Hitchcock ou O mistério da qualidade negada

Deu brado, e com razão, a negação do selo "Filme de Qualidade" ao Vertigo de Hitchcock. Ainda para mais quando este tinha sido escolhido para encabeçar a lista dos 100 melhores filme de sempre (destronando Citizen Kane de Welles) para a revista Sight & Sound por um painel de 846 especialistas. Mas para perceber o mecanismo de tal selo em Portugal convém recuar pelo menos uns 35 anos.

No dia 7 de Abril de 1976 publicou-se entre nós um curioso decreto. Era destinado a, digamos, disciplinar a difusão da pornografia em Portugal. No preâmbulo dizia-se que, "após quase meio século de mistificação do sexo e de total ausência de educação sexual", era "compreensível" a curiosidade por tal temática. Porém, convinha disciplinar a coisa para que a devassidão não alastrasse de forma inconveniente. Isto, claro está, sem exageros. "Uma certa fluidez conceitual não deixa, neste domínio, de ser um bem", preambulava-se ainda. "Entende-se que proibir a importação ou a edição de obras de conteúdo pornográfico abriria as portas a um expediente de censura facilmente aproveitável para intoleráveis extensões ou extrapolações." E entendeu-se muito bem. Desconhece-se o autor do escrito, mas foi aprovado por Pinheiro de Azevedo (à data primeiro-ministro) e promulgado por Costa Gomes (o então Presidente da República).

Para o que aqui interessa, diga-se que os filmes pornográficos teriam "agravadas a sobretaxa de importação e as taxas incidentes sobre o preço dos bilhetes". Mesmo assim, a pornografia nos cinemas nacionais parecia imparável. E então surgiu, a 31 de Julho de 1976 outra lei, atribuindo aos filmes que "pela sua qualidade técnica, temática, artística ou pedagógica" o merecessem, o atributo de "filme de qualidade". A coisa começou aqui.

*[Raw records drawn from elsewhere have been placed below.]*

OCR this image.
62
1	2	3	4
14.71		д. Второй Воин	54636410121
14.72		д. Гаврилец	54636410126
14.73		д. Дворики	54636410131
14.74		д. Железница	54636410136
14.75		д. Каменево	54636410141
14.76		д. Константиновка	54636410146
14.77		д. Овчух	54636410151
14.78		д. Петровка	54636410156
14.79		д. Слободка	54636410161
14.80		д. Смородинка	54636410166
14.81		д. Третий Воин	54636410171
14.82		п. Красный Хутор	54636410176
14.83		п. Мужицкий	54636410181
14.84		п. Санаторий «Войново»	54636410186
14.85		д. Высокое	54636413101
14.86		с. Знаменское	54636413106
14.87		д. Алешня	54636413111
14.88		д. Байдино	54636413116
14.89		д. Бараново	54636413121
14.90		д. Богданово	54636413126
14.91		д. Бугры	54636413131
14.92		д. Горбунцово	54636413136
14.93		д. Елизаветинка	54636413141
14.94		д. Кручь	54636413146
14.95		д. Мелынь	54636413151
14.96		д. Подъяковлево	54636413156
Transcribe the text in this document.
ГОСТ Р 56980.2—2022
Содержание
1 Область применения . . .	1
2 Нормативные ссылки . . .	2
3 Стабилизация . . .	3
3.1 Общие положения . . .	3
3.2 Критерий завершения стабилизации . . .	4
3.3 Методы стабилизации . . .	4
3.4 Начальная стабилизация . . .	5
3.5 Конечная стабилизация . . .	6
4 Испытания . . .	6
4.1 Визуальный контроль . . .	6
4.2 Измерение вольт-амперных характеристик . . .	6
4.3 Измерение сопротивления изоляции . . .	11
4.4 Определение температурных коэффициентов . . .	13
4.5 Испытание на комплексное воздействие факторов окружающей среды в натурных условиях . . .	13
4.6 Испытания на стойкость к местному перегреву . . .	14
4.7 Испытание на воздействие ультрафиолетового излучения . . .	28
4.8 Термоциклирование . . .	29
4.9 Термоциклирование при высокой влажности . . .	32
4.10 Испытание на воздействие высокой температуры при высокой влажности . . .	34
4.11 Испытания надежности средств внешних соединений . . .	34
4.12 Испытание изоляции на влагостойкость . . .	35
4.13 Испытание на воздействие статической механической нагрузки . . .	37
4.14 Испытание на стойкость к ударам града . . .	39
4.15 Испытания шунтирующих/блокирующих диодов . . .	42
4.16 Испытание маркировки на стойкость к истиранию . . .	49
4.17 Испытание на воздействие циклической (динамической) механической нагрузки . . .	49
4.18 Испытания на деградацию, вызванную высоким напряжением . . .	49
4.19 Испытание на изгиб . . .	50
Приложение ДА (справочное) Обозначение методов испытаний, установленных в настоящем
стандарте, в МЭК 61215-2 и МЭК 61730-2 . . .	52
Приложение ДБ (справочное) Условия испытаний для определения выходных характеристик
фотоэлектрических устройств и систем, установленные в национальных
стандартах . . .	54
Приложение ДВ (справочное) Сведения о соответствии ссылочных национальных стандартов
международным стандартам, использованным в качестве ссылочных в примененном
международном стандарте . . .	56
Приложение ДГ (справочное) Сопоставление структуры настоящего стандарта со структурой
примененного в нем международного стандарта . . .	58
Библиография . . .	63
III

Era, como se entende, um rebuçado aos distribuidores: se importassem bons filmes, poupavam 30 contos (150 euros) por cada um; se importassem pornografia, arcavam com sobretaxas. Mas não bastavam palavras vagas, era preciso explicar melhor. Então veio o despacho normativo n.º 207, de 15 de Agosto de 1977, para pôr as ideias em ordem. Filme de qualidade seria aquele que tivesse, cumulativamente, alguns destes atributos: "1) Originalidade no tratamento do tema, criação/recriação, inovação (ruptura, pesquisa, experimentação); 2) Temática que aponte directa e/ou indirectamente para a valorização e compreensão da pessoa humana; 3) Coerência interna do discurso criativo; 4) Especificidade da linguagem cinematográfica; 5) Rigor na abordagem do tema, nos filmes que pela sua natureza o exijam; 6) Riqueza semântica e capacidade significante; 7) Unidade dos elementos criativos; 8) Técnica (sequência/planificação, realização, interpretação, fotografia, sonorização, ambientação, montagem) ao serviço da expressão cinematográfica."

Complicado? Em 1977 não parecia. Em 1983 pareceu. A portaria n.º 245 simplificou o assunto, decretando que "serão classificados de qualidade os espectáculos que pelos seus aspectos artístico, temático, pedagógico e técnico mereçam esse atributo". Sem mais. Mas a classificação de "qualidade" começara a 21 de Outubro de 1977. Primeiro filme a ser analisado: Ano Domini 1573 (1975), do croata Vatroslav Mimica. Rejeitado. Horas depois, Cenas de Caça na Baixa Baviera (1969), do alemão Peter Fleischman, tornava-se o primeiro filme a merecer "qualidade". Muitos outros vieram. Renoir, Minnelli, Resnais, Tati, Visconti, Wenders, Bergman, Coppola, Scorsese, Buñuel acumularam selos. Woody Allen e Kubrick também, ou quase: perderam-no, respectivamente, em Intimidade e Shinning. Uma curiosidade: o filme O Império dos Sentidos, de Oshima, esteve a um passo de ser qualificado como pornográfico. Mas três horas e meia de discussão fizeram dele "filme de qualidade".

Vertigo não teve essa sorte. A Comissão de Classificação de Espectáculos (CCE) argumenta que os vogais não ajuizaram nele "a observância cumulativa dos critérios exigidos", desde logo "quanto ao aspecto pedagógico". Bom, é verdade que o filme não ensina as crianças a lavar as mãos antes de ir para a mesa... Mas os tais vogais terão mesmo visto o filme? É que, com tal juízo, milhares de classificações terão de ser revistas. Não é preciso muito. Basta ler as listas no site da CCE e pasmar.